Questo fu l’ultimo atto, di un progetto di buoni propositi, che voleva un’Italia forte indipendente costruita con la collaborazione di tutti i Sovrani allora regnanti nel rispetto di ognuno di loro, come auspicato dallo stesso padre di Vittorio Emanuele, SM Carlo Alberto di Savoia. L’8 maggio 1848 si inaugura infatti il Parlamento Subalpino, riunito a Torino ed eletto il 27 aprile dello stesso anno, attraverso 204 collegi uninominali. In tale occasione, si apre anche la tradizione del “Discorso della Corona”, da allora sempre seguita all’apertura delle nuove legislature. In quell’occasione, davvero solenne, Re Carlo Alberto, da poco partito per la prima guerra d’Indipendenza , delega alla sua lettura il Luogotenente del Regno, nominato in sua assenza.

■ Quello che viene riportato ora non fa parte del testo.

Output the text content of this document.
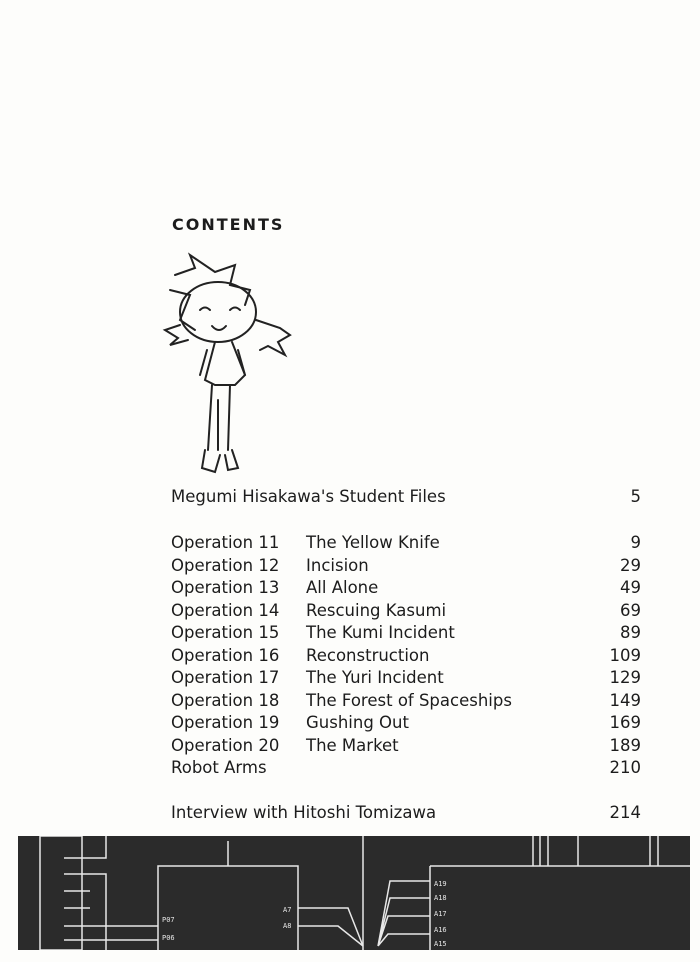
CONTENTS
Megumi Hisakawa's Student Files	5
Operation 11 The Yellow Knife	9
Operation 12 Incision	29
Operation 13 All Alone	49
Operation 14 Rescuing Kasumi	69
Operation 15 The Kumi Incident	89
Operation 16 Reconstruction	109
Operation 17 The Yuri Incident	129
Operation 18 The Forest of Spaceships	149
Operation 19 Gushing Out	169
Operation 20 The Market	189
Robot Arms	210
Interview with Hitoshi Tomizawa	214
A19
A18
A17
A16
A15
A7
A8
P07
P06
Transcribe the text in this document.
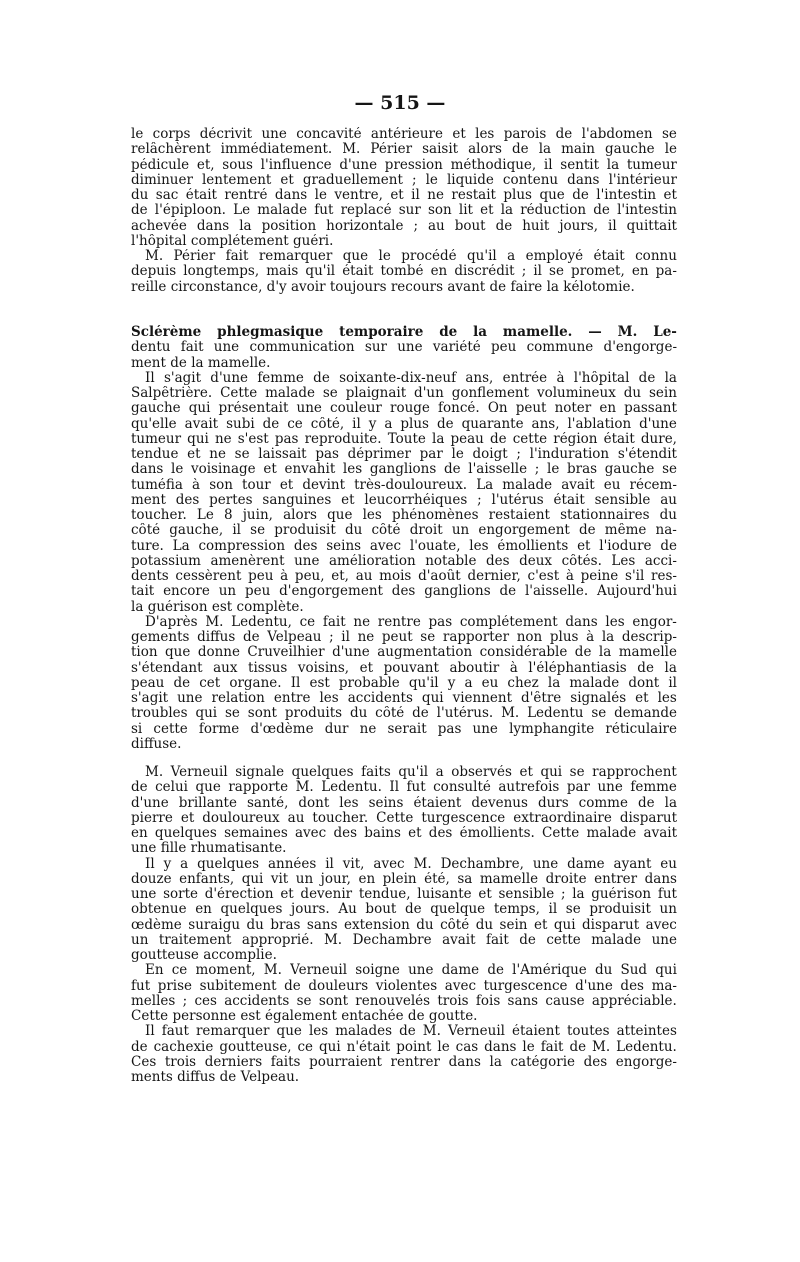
— 515 —
le corps décrivit une concavité antérieure et les parois de l'abdomen se
relâchèrent immédiatement. M. Périer saisit alors de la main gauche le
pédicule et, sous l'influence d'une pression méthodique, il sentit la tumeur
diminuer lentement et graduellement ; le liquide contenu dans l'intérieur
du sac était rentré dans le ventre, et il ne restait plus que de l'intestin et
de l'épiploon. Le malade fut replacé sur son lit et la réduction de l'intestin
achevée dans la position horizontale ; au bout de huit jours, il quittait
l'hôpital complétement guéri.
M. Périer fait remarquer que le procédé qu'il a employé était connu
depuis longtemps, mais qu'il était tombé en discrédit ; il se promet, en pa-
reille circonstance, d'y avoir toujours recours avant de faire la kélotomie.
Sclérème phlegmasique temporaire de la mamelle. — M. Le-
dentu fait une communication sur une variété peu commune d'engorge-
ment de la mamelle.
Il s'agit d'une femme de soixante-dix-neuf ans, entrée à l'hôpital de la
Salpêtrière. Cette malade se plaignait d'un gonflement volumineux du sein
gauche qui présentait une couleur rouge foncé. On peut noter en passant
qu'elle avait subi de ce côté, il y a plus de quarante ans, l'ablation d'une
tumeur qui ne s'est pas reproduite. Toute la peau de cette région était dure,
tendue et ne se laissait pas déprimer par le doigt ; l'induration s'étendit
dans le voisinage et envahit les ganglions de l'aisselle ; le bras gauche se
tuméfia à son tour et devint très-douloureux. La malade avait eu récem-
ment des pertes sanguines et leucorrhéiques ; l'utérus était sensible au
toucher. Le 8 juin, alors que les phénomènes restaient stationnaires du
côté gauche, il se produisit du côté droit un engorgement de même na-
ture. La compression des seins avec l'ouate, les émollients et l'iodure de
potassium amenèrent une amélioration notable des deux côtés. Les acci-
dents cessèrent peu à peu, et, au mois d'août dernier, c'est à peine s'il res-
tait encore un peu d'engorgement des ganglions de l'aisselle. Aujourd'hui
la guérison est complète.
D'après M. Ledentu, ce fait ne rentre pas complétement dans les engor-
gements diffus de Velpeau ; il ne peut se rapporter non plus à la descrip-
tion que donne Cruveilhier d'une augmentation considérable de la mamelle
s'étendant aux tissus voisins, et pouvant aboutir à l'éléphantiasis de la
peau de cet organe. Il est probable qu'il y a eu chez la malade dont il
s'agit une relation entre les accidents qui viennent d'être signalés et les
troubles qui se sont produits du côté de l'utérus. M. Ledentu se demande
si cette forme d'œdème dur ne serait pas une lymphangite réticulaire
diffuse.
M. Verneuil signale quelques faits qu'il a observés et qui se rapprochent
de celui que rapporte M. Ledentu. Il fut consulté autrefois par une femme
d'une brillante santé, dont les seins étaient devenus durs comme de la
pierre et douloureux au toucher. Cette turgescence extraordinaire disparut
en quelques semaines avec des bains et des émollients. Cette malade avait
une fille rhumatisante.
Il y a quelques années il vit, avec M. Dechambre, une dame ayant eu
douze enfants, qui vit un jour, en plein été, sa mamelle droite entrer dans
une sorte d'érection et devenir tendue, luisante et sensible ; la guérison fut
obtenue en quelques jours. Au bout de quelque temps, il se produisit un
œdème suraigu du bras sans extension du côté du sein et qui disparut avec
un traitement approprié. M. Dechambre avait fait de cette malade une
goutteuse accomplie.
En ce moment, M. Verneuil soigne une dame de l'Amérique du Sud qui
fut prise subitement de douleurs violentes avec turgescence d'une des ma-
melles ; ces accidents se sont renouvelés trois fois sans cause appréciable.
Cette personne est également entachée de goutte.
Il faut remarquer que les malades de M. Verneuil étaient toutes atteintes
de cachexie goutteuse, ce qui n'était point le cas dans le fait de M. Ledentu.
Ces trois derniers faits pourraient rentrer dans la catégorie des engorge-
ments diffus de Velpeau.
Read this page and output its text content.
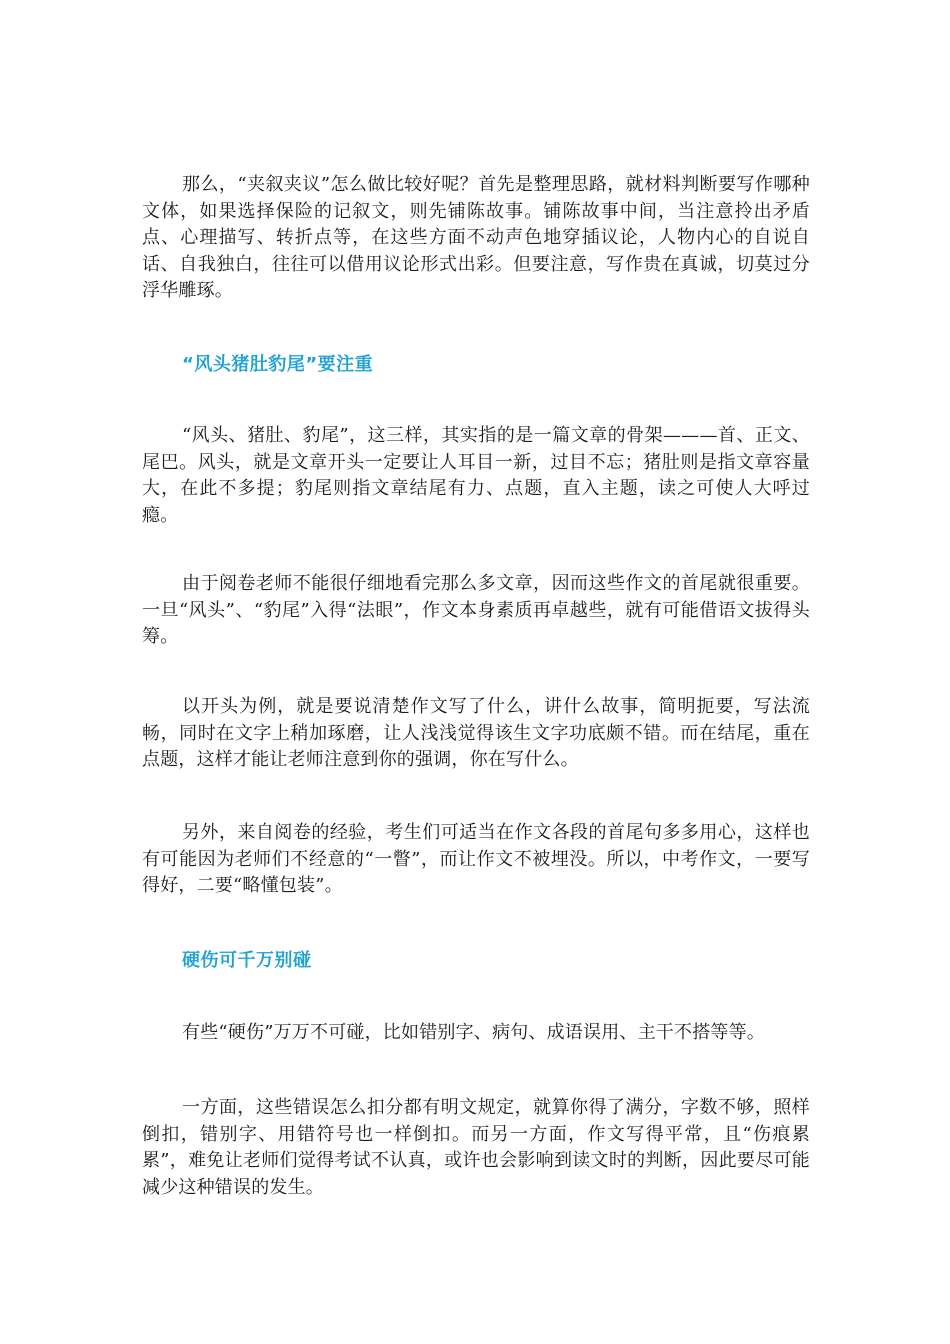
那么，“夹叙夹议”怎么做比较好呢？首先是整理思路，就材料判断要写作哪种文体，如果选择保险的记叙文，则先铺陈故事。铺陈故事中间，当注意拎出矛盾点、心理描写、转折点等，在这些方面不动声色地穿插议论，人物内心的自说自话、自我独白，往往可以借用议论形式出彩。但要注意，写作贵在真诚，切莫过分浮华雕琢。

“风头猪肚豹尾”要注重

“风头、猪肚、豹尾”，这三样，其实指的是一篇文章的骨架———首、正文、尾巴。风头，就是文章开头一定要让人耳目一新，过目不忘；猪肚则是指文章容量大，在此不多提；豹尾则指文章结尾有力、点题，直入主题，读之可使人大呼过瘾。

由于阅卷老师不能很仔细地看完那么多文章，因而这些作文的首尾就很重要。一旦“风头”、“豹尾”入得“法眼”，作文本身素质再卓越些，就有可能借语文拔得头筹。

以开头为例，就是要说清楚作文写了什么，讲什么故事，简明扼要，写法流畅，同时在文字上稍加琢磨，让人浅浅觉得该生文字功底颇不错。而在结尾，重在点题，这样才能让老师注意到你的强调，你在写什么。

另外，来自阅卷的经验，考生们可适当在作文各段的首尾句多多用心，这样也有可能因为老师们不经意的“一瞥”，而让作文不被埋没。所以，中考作文，一要写得好，二要“略懂包装”。

硬伤可千万别碰

有些“硬伤”万万不可碰，比如错别字、病句、成语误用、主干不搭等等。

一方面，这些错误怎么扣分都有明文规定，就算你得了满分，字数不够，照样倒扣，错别字、用错符号也一样倒扣。而另一方面，作文写得平常，且“伤痕累累”，难免让老师们觉得考试不认真，或许也会影响到读文时的判断，因此要尽可能减少这种错误的发生。
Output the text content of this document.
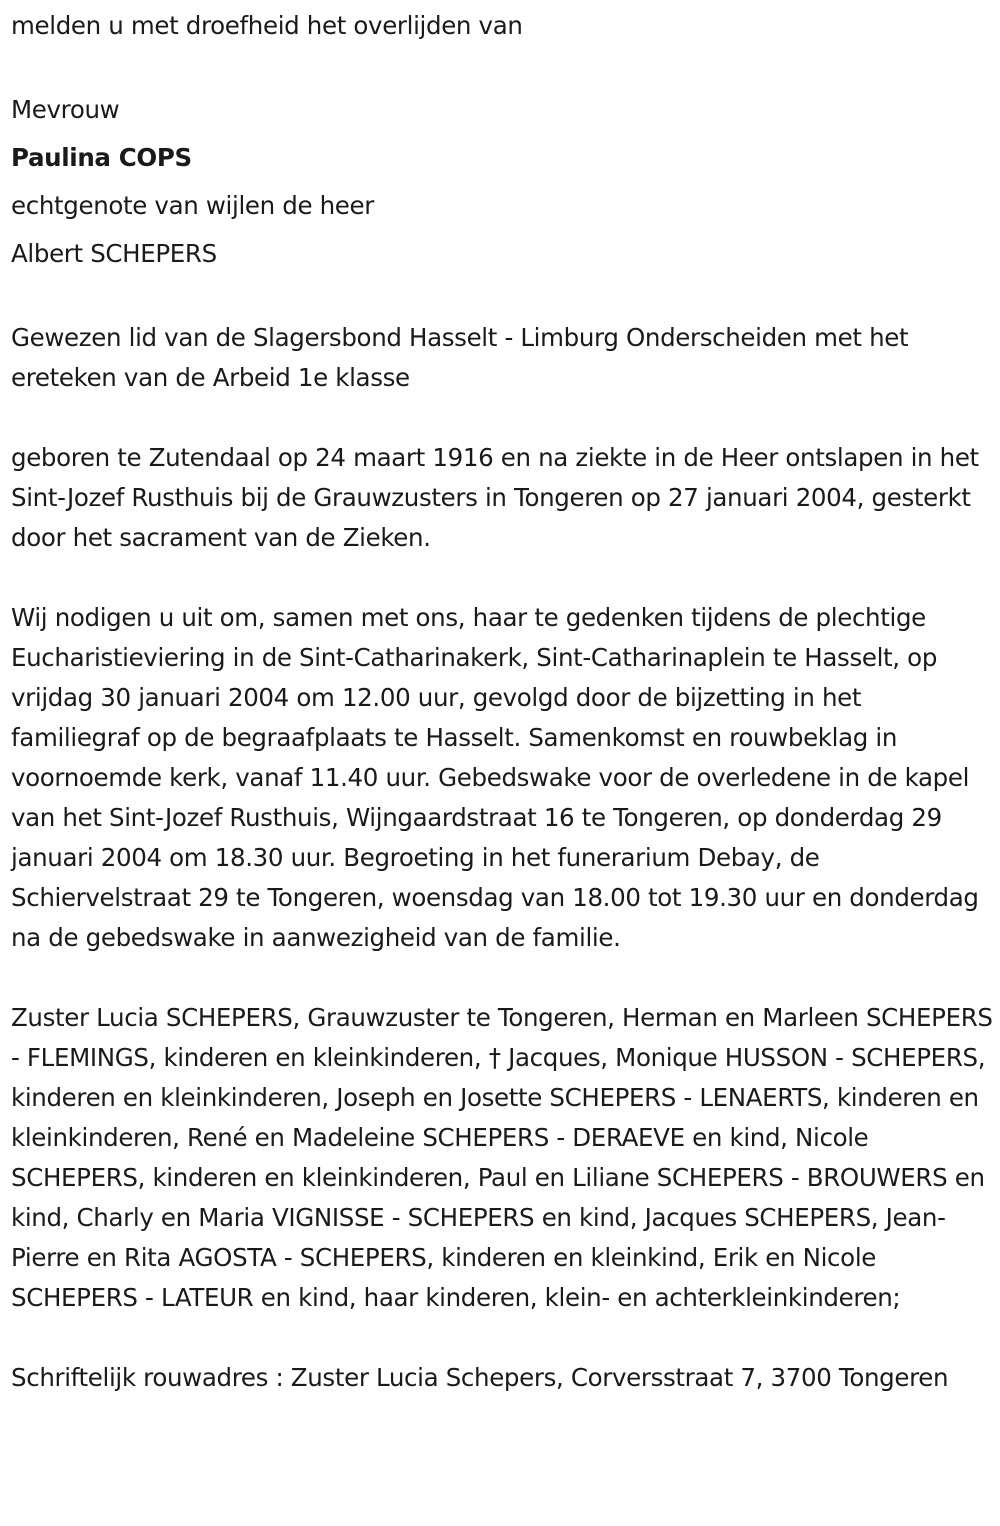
melden u met droefheid het overlijden van

Mevrouw
Paulina COPS
echtgenote van wijlen de heer
Albert SCHEPERS

Gewezen lid van de Slagersbond Hasselt - Limburg Onderscheiden met het ereteken van de Arbeid 1e klasse

geboren te Zutendaal op 24 maart 1916 en na ziekte in de Heer ontslapen in het Sint-Jozef Rusthuis bij de Grauwzusters in Tongeren op 27 januari 2004, gesterkt door het sacrament van de Zieken.

Wij nodigen u uit om, samen met ons, haar te gedenken tijdens de plechtige Eucharistieviering in de Sint-Catharinakerk, Sint-Catharinaplein te Hasselt, op vrijdag 30 januari 2004 om 12.00 uur, gevolgd door de bijzetting in het familiegraf op de begraafplaats te Hasselt. Samenkomst en rouwbeklag in voornoemde kerk, vanaf 11.40 uur. Gebedswake voor de overledene in de kapel van het Sint-Jozef Rusthuis, Wijngaardstraat 16 te Tongeren, op donderdag 29 januari 2004 om 18.30 uur. Begroeting in het funerarium Debay, de Schiervelstraat 29 te Tongeren, woensdag van 18.00 tot 19.30 uur en donderdag na de gebedswake in aanwezigheid van de familie.

Zuster Lucia SCHEPERS, Grauwzuster te Tongeren, Herman en Marleen SCHEPERS - FLEMINGS, kinderen en kleinkinderen, † Jacques, Monique HUSSON - SCHEPERS, kinderen en kleinkinderen, Joseph en Josette SCHEPERS - LENAERTS, kinderen en kleinkinderen, René en Madeleine SCHEPERS - DERAEVE en kind, Nicole SCHEPERS, kinderen en kleinkinderen, Paul en Liliane SCHEPERS - BROUWERS en kind, Charly en Maria VIGNISSE - SCHEPERS en kind, Jacques SCHEPERS, Jean-Pierre en Rita AGOSTA - SCHEPERS, kinderen en kleinkind, Erik en Nicole SCHEPERS - LATEUR en kind, haar kinderen, klein- en achterkleinkinderen;

Schriftelijk rouwadres : Zuster Lucia Schepers, Corversstraat 7, 3700 Tongeren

S.A.R. il Principe Eugenio Emanuele di Savoia leggerà : “In Italia le disgiunte parti, tendono ogni giorno ad avvicinarsi, e quindi vi è ferma speranza che un comune accordo leghi i popoli che la natura destinò a formare una sola Nazione…”
Ed Ancora il 1° Febbraio 1849 comunque, alla ripresa delle operazioni militari, Carlo Alberto di Savoia, ormai solo contro il nemico Austriaco, auspicava al ricomponimento dell’originario programma Federalista affermando in Parlamento : “Ci aiuteranno nel nobile arrigo l’affetto e la stima delle nazioni più colte ed illustri d’europa, e specialmente di quelle che ci sono congiunte coi vincoli comuni della nazionalità e della patria. A stringere viemmeglio questi nodi fraterni intesero le nostre industrie; e se gli ultimi eventi dell’Italia centrale hanno sospeso l’effetto delle nostre pratiche, portiamo fiducia che non siano per impedirlo lungamente”, e più oltre a conclusione del medesimo discorso affermava ancora : “La confederazione dei Principi e dei Popoli Italiani è uno dei voti più cari del nostro cuore e useremo ogni studio per mandarle prontamente ad effetto”
L’Invasione, come qualcuno ormai ama definire lo sbarco dei mille ed i fatti successivi che portarono a proclamare l’Unità d’Italia il 17 marzo 1861, non era voluta e tanto meno programmata.
Si trattò di dare una guida ad un processo che autonomamente si era sviluppato e che con Garibaldi era giunto a maturazione.
L’unità della nostra Patria è un bene prezioso, e queste voci sono un falso storico divulgate ideologicamente al solo fine di minarla alla radice, preludio alle sognate secessioni da osteria, dalla quale ne risulterebbe il caos necessario ad alimentare per molti anni ancora l’idea sciagurata della repubblica che abbiamo sotto agli occhi.